Beauty is truth, truth beauty, – that is all
Ye know on earth, and all ye need to know.
When Amy Winehouse, a 27-year-old British singer, died in her London flat in July of 2011, few were surprised. While her musical talent was prodigious (her singing was compared to that of Billy Holiday), her battle with alcohol and drug addiction also attracted public attention. Her breakout song was entitled “Rehab.” Was she not another artist sacrificed at the altar of the muses?
Are we not tripped, here, by a stereotype (Kaufman et al., 2006), seduced by an availability heuristic? After all, how many alcoholics perish quietly out of the public eye? And given that we are unable to calculate conditional probabilities for this kind of case, we may wonder whether the chance of Amy Winehouse overdosing on alcohol would have been the same if she had not been an accomplished songwriter and singer (Silvia and Kaufman, 2010).

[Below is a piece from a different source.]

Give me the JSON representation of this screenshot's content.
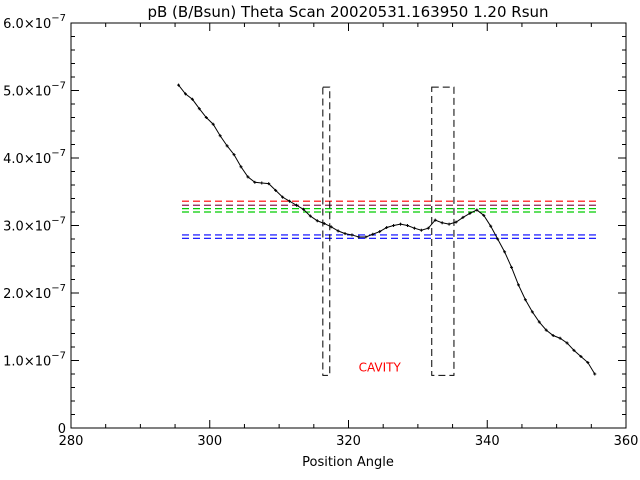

An argument of the kind that can follow from assuming causal connections between artistic creativity and mental illness has been made by Currie (2011). He drew on a study by Post (1994) who made psychiatric diagnoses of 291 famous men from biographies. Post found that 48 percent of writers had severe psychopathology, whereas rates of psychopathology in scientists, statesmen, and thinkers were lower. On the basis of these and similar data, Currie argues that we cannot expect to learn anything useful from people who are as crazy as many writers seem to be. In this argument, Currie accepts that correlation means causality; that mental illness contributes to the writer’s art; and he assumes that the illnesses of the writers were permanent. Therefore, he concludes, one should not take the writers seriously. He also makes no comparison with levels of mental illness in the ordinary community.